Friday, January 14, 2011

The Sweetest Spot

 During my trikking history, I have found what seem to be many illusive sweet spots. Today was the ultimate! Firstly I should define the "sweet spot" for the non-trikking unfortunates out there.

The sweet spot refers to when all the trikking actions along with your body are working in unison to propel the Trikke forward. It is sort of spiritual with the right and left brain functioning at the same time and crossing meridians and such. I don't have those details down yet.

So back to the bike path. I have been really fighting with the Trikke. That is not the way to ride. I was trikking in this hula-hoop fashion which feels like a circle eight of the body. I was really working it. And it was working me. Unbelievably,  there were sweet spots within that framework. That is the magic of the Trikke.

I watched a video on YouTube that showed me a different way to ride, the correct way. I should be "pulling" the trike from side to side across the front of my body. And while doing that, turning the handlebars from side to side, almost slightly.
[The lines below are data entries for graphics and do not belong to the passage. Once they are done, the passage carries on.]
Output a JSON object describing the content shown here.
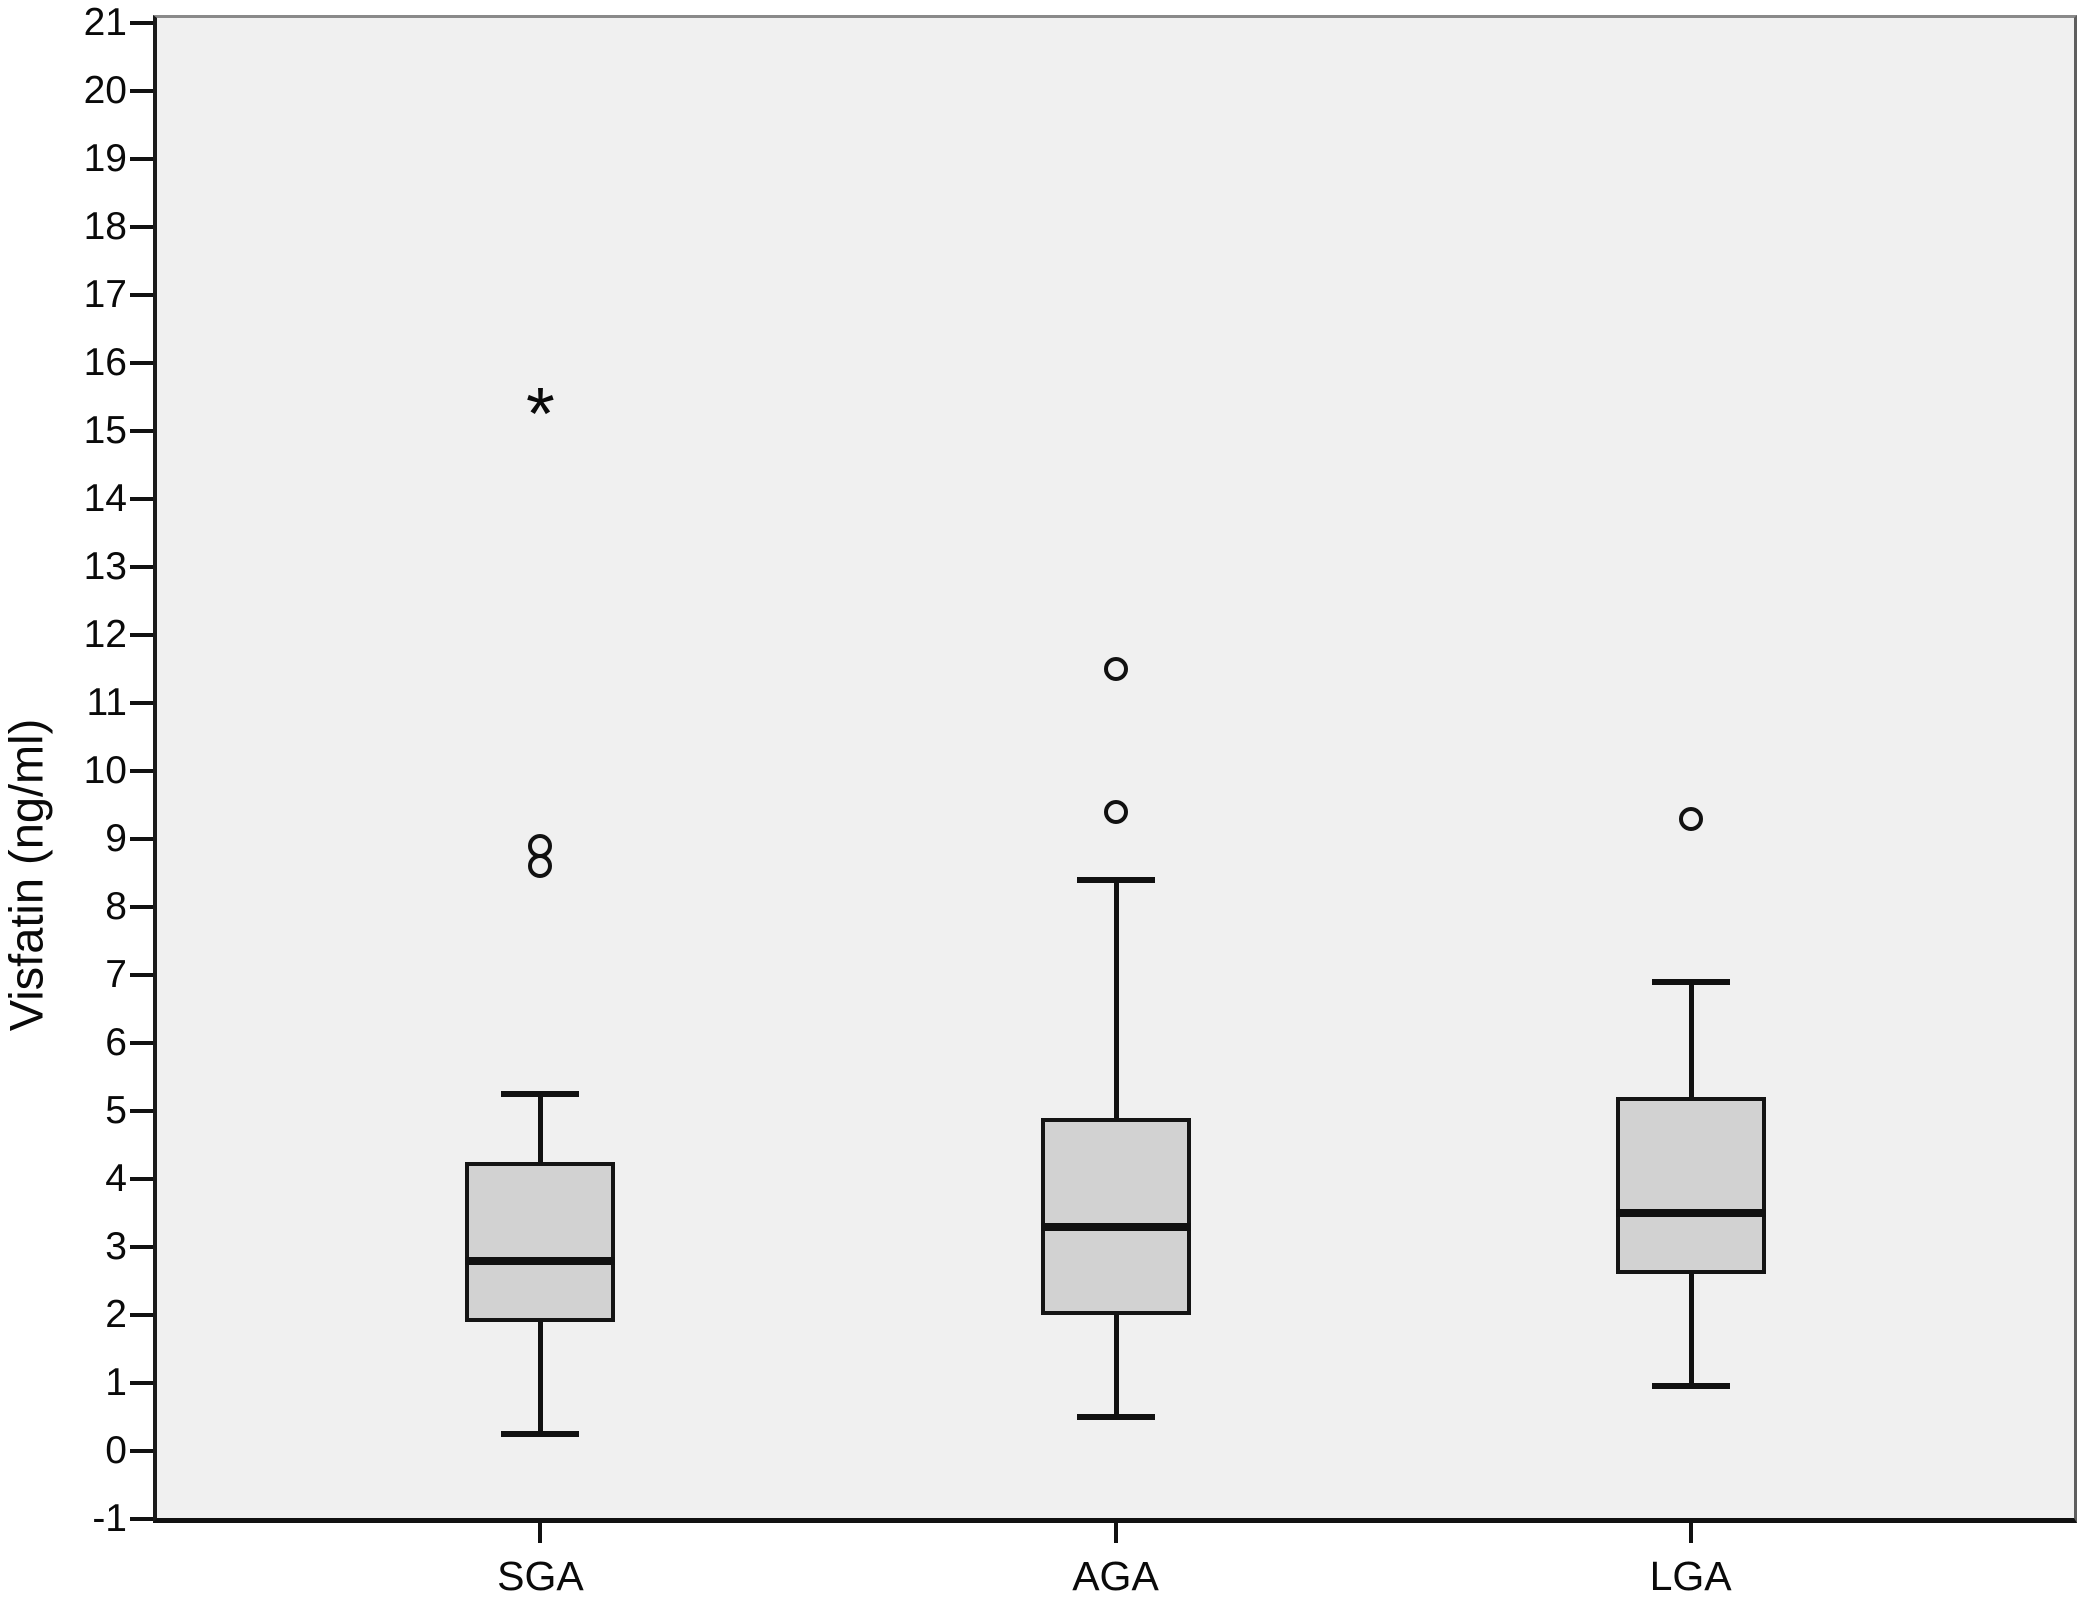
{
  "chart_data": {
    "type": "boxplot",
    "title": "",
    "xlabel": "",
    "ylabel": "Visfatin (ng/ml)",
    "ylim": [
      -1,
      21
    ],
    "y_ticks": [
      21,
      20,
      19,
      18,
      17,
      16,
      15,
      14,
      13,
      12,
      11,
      10,
      9,
      8,
      7,
      6,
      5,
      4,
      3,
      2,
      1,
      0,
      -1
    ],
    "categories": [
      "SGA",
      "AGA",
      "LGA"
    ],
    "series": [
      {
        "category": "SGA",
        "whisker_low": 0.25,
        "q1": 1.9,
        "median": 2.8,
        "q3": 4.25,
        "whisker_high": 5.25,
        "outliers_mild": [
          8.6,
          8.9
        ],
        "outliers_extreme": [
          15.5
        ]
      },
      {
        "category": "AGA",
        "whisker_low": 0.5,
        "q1": 2.0,
        "median": 3.3,
        "q3": 4.9,
        "whisker_high": 8.4,
        "outliers_mild": [
          9.4,
          11.5
        ],
        "outliers_extreme": []
      },
      {
        "category": "LGA",
        "whisker_low": 0.95,
        "q1": 2.6,
        "median": 3.5,
        "q3": 5.2,
        "whisker_high": 6.9,
        "outliers_mild": [
          9.3
        ],
        "outliers_extreme": []
      }
    ],
    "legend": "none",
    "grid": false,
    "plot_bg": "#f0f0f0",
    "box_fill": "#d2d2d2",
    "line_color": "#111111",
    "outlier_marker_mild": "circle",
    "outlier_marker_extreme": "asterisk",
    "extreme_marker_glyph": "*"
  }
}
It is momentum in action. I turn and whip the Trikke around that centrifugal force field. And whip around again. I don't have to work so hard, and I now know where the rock and roll in the slogan comes from. It all works so well when you work it right.

Saturday, January 8, 2011

Procrastination is a dirty word

My middle name is Procrastinator. If I can put a chore off, well, I do. There are so few things in my world that need immediate attention. And so a very bad habit has developed.

And yet this cannot continue. Things are piling up around my ears. If I don't stop procrastinating I will drop into the much scarier world of hoarding.

The prospect of becoming a hoarder has made me more aware of my bad habit of putting everything off. It's a vicious cycle. There is something that is so sad about hoarders. And yet, I am beginning to understand the illness.

It springs from the feeling of "not enough." I can understand the feeling of not enough. I come from that family. I was conditioned to believe there was not enough from an early age. My mother confided in me as a child. "Where are we going to get the money for...?" was a familiar theme. And then she would lite another cigarette.

As an adult, I function under the prospect of not enough. There certainly is not enough money to last a month. And from that, all else springs. With that in mind, I tend to hold onto things I may need in the future. The thing is, I never seem to need exactly what I save.

Now is the time to take that leap of faith. I can let go of some of my unused items. I will be able to provide everything I need. And I have everything I need right now, in this moment.

And so a new goal is born -- winter cleaning!